Dans un arrêt rendu en février 2014, la Cour administrative d’appel de Douai a rappelé dans quelles conditions une mesure de suspension administrative du permis de conduire pouvait entraîner la responsabilité de l’Etat (CAA Douai, 4 février 2014, Evrard de Nervo, req. n° 13DA00606).

Elle a rappelé tout d’abord qu’ « une mesure de suspension du permis de conduire, décidée par le préfet sur le fondement de l’article L. 224-2 ou de l’article L. 224-7 du code de la route, est illégale si elle a été prise alors que les conditions prévues par ces articles n’étaient pas réunies ».

Puis elle a précisé que :

  • « Dans le cas où l’intéressé a été relaxé au motif qu’il n’a pas commis l’infraction et non au bénéfice du doute, l’autorité de la chose jugée par la juridiction répressive impose au juge administratif d’en tirer les conséquences quant à l’absence de valeur probante des éléments retenus par le préfet.
  • En dehors de cette hypothèse, la circonstance que la mesure de suspension doive être regardée comme non avenue, par application du deuxième alinéa de l’article L. 224-9, eu égard à la décision rendue par le juge pénal, est, par elle-même, sans incidence sur la légalité de cette mesure ».
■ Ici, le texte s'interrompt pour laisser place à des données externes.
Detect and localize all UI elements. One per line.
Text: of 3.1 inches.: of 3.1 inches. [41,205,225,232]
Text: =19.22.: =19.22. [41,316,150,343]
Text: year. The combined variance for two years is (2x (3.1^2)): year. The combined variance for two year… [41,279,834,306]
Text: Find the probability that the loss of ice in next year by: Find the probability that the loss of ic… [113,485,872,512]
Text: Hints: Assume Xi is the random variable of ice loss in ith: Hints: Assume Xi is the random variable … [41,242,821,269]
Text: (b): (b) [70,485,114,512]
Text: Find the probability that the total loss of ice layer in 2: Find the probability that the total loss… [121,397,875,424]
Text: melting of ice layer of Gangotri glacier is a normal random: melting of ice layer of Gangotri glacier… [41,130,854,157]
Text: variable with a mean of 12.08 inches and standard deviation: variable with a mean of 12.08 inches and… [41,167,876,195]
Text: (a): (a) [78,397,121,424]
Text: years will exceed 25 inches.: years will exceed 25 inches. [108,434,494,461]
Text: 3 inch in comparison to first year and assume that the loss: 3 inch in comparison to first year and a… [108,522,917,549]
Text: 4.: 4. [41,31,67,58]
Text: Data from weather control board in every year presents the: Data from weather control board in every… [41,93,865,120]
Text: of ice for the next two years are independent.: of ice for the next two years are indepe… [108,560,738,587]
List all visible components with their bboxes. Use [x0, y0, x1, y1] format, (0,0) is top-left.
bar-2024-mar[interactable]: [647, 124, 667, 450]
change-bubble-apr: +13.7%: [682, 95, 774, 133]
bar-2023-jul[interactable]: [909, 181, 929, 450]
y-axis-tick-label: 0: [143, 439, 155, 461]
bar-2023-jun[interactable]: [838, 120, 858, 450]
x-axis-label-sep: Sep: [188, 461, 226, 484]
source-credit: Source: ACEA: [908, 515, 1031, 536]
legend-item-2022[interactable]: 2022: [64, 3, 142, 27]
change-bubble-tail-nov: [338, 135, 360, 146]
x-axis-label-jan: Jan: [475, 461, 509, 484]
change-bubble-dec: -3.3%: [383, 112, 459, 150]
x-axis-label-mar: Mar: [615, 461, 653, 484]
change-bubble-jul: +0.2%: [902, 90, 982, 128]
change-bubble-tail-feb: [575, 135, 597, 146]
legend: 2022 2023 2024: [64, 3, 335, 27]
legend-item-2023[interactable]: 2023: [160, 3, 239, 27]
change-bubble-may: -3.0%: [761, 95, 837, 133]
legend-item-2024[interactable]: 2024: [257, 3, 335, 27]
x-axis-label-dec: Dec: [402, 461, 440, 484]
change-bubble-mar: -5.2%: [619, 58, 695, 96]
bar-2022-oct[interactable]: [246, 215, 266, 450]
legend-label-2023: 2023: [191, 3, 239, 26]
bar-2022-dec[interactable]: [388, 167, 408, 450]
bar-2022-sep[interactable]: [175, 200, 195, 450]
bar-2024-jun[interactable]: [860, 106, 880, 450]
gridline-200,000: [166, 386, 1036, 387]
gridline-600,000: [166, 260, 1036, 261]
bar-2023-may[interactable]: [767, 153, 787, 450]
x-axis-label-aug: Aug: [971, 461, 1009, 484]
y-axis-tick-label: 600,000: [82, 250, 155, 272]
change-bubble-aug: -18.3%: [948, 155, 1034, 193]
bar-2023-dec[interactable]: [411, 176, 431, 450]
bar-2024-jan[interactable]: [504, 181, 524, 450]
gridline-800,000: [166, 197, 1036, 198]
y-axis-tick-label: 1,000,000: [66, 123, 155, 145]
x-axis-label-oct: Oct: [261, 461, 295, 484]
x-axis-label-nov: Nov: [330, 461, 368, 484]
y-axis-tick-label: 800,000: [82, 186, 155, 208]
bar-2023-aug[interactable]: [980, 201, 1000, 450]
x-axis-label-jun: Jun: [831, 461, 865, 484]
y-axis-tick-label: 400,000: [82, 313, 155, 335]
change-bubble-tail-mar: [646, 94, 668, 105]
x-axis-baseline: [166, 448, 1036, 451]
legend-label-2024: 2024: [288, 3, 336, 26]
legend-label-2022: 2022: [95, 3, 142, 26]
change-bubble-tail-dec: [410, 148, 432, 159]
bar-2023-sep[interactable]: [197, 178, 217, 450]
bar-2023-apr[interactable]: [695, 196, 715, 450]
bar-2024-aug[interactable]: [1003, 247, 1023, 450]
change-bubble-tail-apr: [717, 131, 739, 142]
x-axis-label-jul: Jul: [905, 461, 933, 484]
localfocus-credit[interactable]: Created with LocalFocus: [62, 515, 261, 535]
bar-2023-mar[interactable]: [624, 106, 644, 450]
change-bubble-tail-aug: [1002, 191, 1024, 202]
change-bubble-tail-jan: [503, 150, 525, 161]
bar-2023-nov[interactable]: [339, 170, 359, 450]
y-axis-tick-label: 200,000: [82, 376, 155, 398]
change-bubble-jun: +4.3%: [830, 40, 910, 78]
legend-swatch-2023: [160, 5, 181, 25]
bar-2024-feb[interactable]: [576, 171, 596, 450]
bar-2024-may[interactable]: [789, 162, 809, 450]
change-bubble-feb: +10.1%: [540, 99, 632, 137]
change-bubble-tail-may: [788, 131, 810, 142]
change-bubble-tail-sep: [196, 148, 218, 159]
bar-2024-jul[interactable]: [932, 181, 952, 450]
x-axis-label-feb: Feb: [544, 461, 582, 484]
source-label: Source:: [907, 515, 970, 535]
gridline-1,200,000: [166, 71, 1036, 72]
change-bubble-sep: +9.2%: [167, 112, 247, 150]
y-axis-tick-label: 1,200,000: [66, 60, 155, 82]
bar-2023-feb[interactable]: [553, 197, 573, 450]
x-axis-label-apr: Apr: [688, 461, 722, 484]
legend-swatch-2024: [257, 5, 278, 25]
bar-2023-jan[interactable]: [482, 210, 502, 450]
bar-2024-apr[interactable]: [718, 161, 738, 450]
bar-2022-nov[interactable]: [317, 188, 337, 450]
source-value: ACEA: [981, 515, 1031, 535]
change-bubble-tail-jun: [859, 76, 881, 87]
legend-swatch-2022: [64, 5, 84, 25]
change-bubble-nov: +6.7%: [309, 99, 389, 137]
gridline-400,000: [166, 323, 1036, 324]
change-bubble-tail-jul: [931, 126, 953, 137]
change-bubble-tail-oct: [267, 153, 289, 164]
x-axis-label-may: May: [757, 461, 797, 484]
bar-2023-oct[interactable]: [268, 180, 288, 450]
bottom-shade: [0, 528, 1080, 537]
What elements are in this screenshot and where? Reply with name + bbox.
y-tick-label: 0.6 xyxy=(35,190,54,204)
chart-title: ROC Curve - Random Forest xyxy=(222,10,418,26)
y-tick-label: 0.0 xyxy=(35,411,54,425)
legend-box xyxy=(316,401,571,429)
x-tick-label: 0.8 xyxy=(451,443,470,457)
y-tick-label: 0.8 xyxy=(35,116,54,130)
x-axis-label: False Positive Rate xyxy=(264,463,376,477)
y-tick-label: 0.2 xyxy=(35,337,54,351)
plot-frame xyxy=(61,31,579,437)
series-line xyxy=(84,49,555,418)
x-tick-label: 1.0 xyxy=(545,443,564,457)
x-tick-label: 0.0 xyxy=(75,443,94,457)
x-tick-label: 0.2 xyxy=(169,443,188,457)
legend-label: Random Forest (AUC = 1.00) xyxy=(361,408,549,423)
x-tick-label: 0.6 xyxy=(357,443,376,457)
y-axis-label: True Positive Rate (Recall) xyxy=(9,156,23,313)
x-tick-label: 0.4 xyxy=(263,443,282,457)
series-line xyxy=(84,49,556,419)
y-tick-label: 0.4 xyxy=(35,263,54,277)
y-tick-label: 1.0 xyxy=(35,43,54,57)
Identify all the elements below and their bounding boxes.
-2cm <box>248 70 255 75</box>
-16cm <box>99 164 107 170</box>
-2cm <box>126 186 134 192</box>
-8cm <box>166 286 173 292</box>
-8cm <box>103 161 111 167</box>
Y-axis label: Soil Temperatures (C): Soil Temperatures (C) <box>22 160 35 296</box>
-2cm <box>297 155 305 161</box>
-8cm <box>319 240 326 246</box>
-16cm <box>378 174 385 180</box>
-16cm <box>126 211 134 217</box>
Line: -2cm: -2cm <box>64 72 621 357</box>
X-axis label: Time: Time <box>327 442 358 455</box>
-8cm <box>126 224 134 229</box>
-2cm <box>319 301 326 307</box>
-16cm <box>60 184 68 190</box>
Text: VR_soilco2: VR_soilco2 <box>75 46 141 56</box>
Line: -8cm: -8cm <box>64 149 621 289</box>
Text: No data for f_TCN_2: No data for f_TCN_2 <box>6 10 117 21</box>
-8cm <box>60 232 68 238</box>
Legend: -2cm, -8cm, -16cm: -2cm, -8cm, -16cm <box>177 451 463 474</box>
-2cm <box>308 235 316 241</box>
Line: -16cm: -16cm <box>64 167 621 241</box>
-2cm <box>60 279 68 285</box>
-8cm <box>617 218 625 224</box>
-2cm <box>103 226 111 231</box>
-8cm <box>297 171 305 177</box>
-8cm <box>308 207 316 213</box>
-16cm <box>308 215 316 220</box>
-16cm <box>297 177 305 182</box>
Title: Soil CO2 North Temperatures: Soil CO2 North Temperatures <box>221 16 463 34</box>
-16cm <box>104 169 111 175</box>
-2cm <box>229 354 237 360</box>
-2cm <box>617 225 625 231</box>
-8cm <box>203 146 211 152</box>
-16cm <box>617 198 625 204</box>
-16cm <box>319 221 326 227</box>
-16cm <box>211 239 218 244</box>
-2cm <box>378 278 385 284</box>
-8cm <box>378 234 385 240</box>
Il résulte de cette jurisprudence que le seul fait que le prévenu soit relaxé par le juge pénal ne suffit pas à établir que le préfet a commis une faute en prononçant la suspension de son permis de conduire.

En effet, une telle faute n’est caractérisée, et ne peut donc engager la responsabilité de l’Etat, que dans la mesure où le juge pénal a indiqué expressément que le prévenu n’était pas l’auteur de l’infraction routière. Tel n’est pas le cas s’il a été relaxé « au bénéfice du doute ».